A 28-year-old woman presents with subacute painful unilateral vision loss, reduced color perception, and a relative afferent pupillary defect. She reports a prior episode of right hemibody numbness 6 months ago. Examination reveals Lhermitte's sign and a sensory level at T6. MRI brain shows multiple ovoid T2/FLAIR hyperintense lesions in the periventricular white matter oriented perpendicular to the lateral ventricles, as marked **A** in the diagram. Gadolinium-enhanced imaging shows both active and chronic lesions. CSF analysis reveals oligoclonal bands and elevated IgG index. Which of the following best describes the pathological basis of the lesions marked **A**?
A. Perivenular inflammatory demyelination radiating along medullary veins in the periventricular white matter
B. Vasculitic destruction of large penetrating cortical vessels with secondary ischemia
C. Demyelination confined to the gray matter with sparing of white matter tracts
D. Axonal loss predominating over demyelination in the subcortical U-fibers
Explanation
Why "Perivenular inflammatory demyelination radiating along medullary veins in the periventricular white matter" is right
The lesions marked A are Dawson's fingers — a pathognomonic finding in multiple sclerosis. These are T2/FLAIR hyperintense lesions oriented perpendicular to the lateral ventricles in the periventricular white matter. The characteristic feature is that they represent perivenular inflammatory demyelination that radiates outward along the medullary veins draining into the lateral ventricles.

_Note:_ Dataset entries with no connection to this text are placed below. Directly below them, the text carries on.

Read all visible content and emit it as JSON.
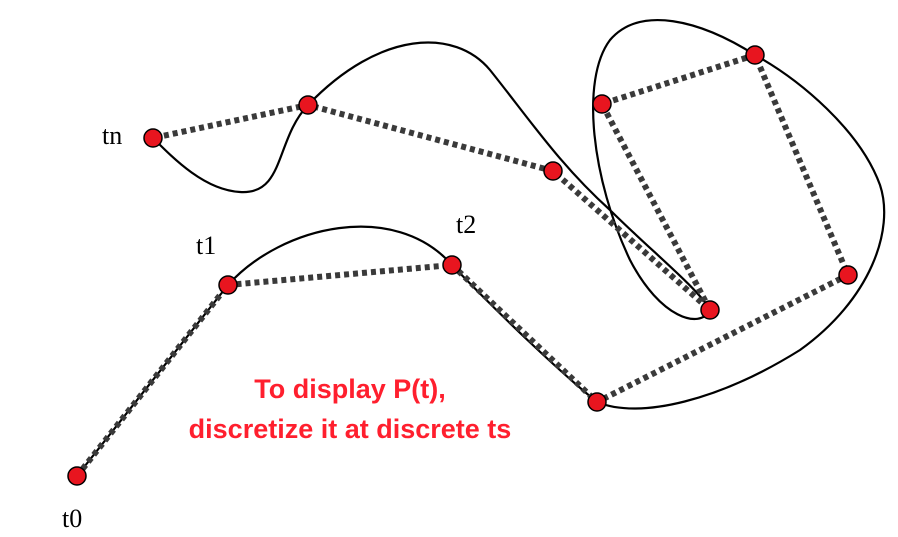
{
  "labels": {
    "t0": "t0",
    "t1": "t1",
    "t2": "t2",
    "tn": "tn"
  },
  "caption": {
    "line1": "To display P(t),",
    "line2": "discretize it at discrete ts"
  },
  "colors": {
    "curve": "#000000",
    "polyline": "#3a3a3a",
    "point_fill": "#e8151f",
    "point_stroke": "#000000",
    "caption": "#ff1f2e"
  }
}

This perivenular orientation is what distinguishes Dawson's fingers from other white matter lesions and is the hallmark of MS pathology. The clinical presentation (optic neuritis, transverse myelitis, Lhermitte's sign), CSF findings (oligoclonal bands, elevated IgG), and dissemination in space and time on MRI (periventricular, juxtacortical, infratentorial, and spinal cord lesions) confirm relapsing-remitting MS (Harrison's 21e).
Why each distractor is wrong
Demyelination confined to the gray matter with sparing of white matter tracts: Dawson's fingers are specifically periventricular white matter lesions, not gray matter lesions. While MS can affect gray matter, Dawson's fingers are a white matter phenomenon.
Vasculitic destruction of large penetrating cortical vessels with secondary ischemia: This describes vasculitis or stroke pathology, not MS. MS is an autoimmune demyelinating disease, not a vasculitic process. The perivenular inflammation in MS is immune-mediated, not vasculitic.
Axonal loss predominating over demyelination in the subcortical U-fibers: Axonal loss is a feature of chronic MS lesions but is not the primary pathological basis of acute Dawson's fingers. U-fiber lesions (juxtacortical) are a separate category of MS lesions; Dawson's fingers are periventricular, not juxtacortical.
High-YieldNEET PG
Dawson's fingers = periventricular T2 hyperintensities perpendicular to lateral ventricles = perivenular demyelination along medullary veins = pathognomonic for MS.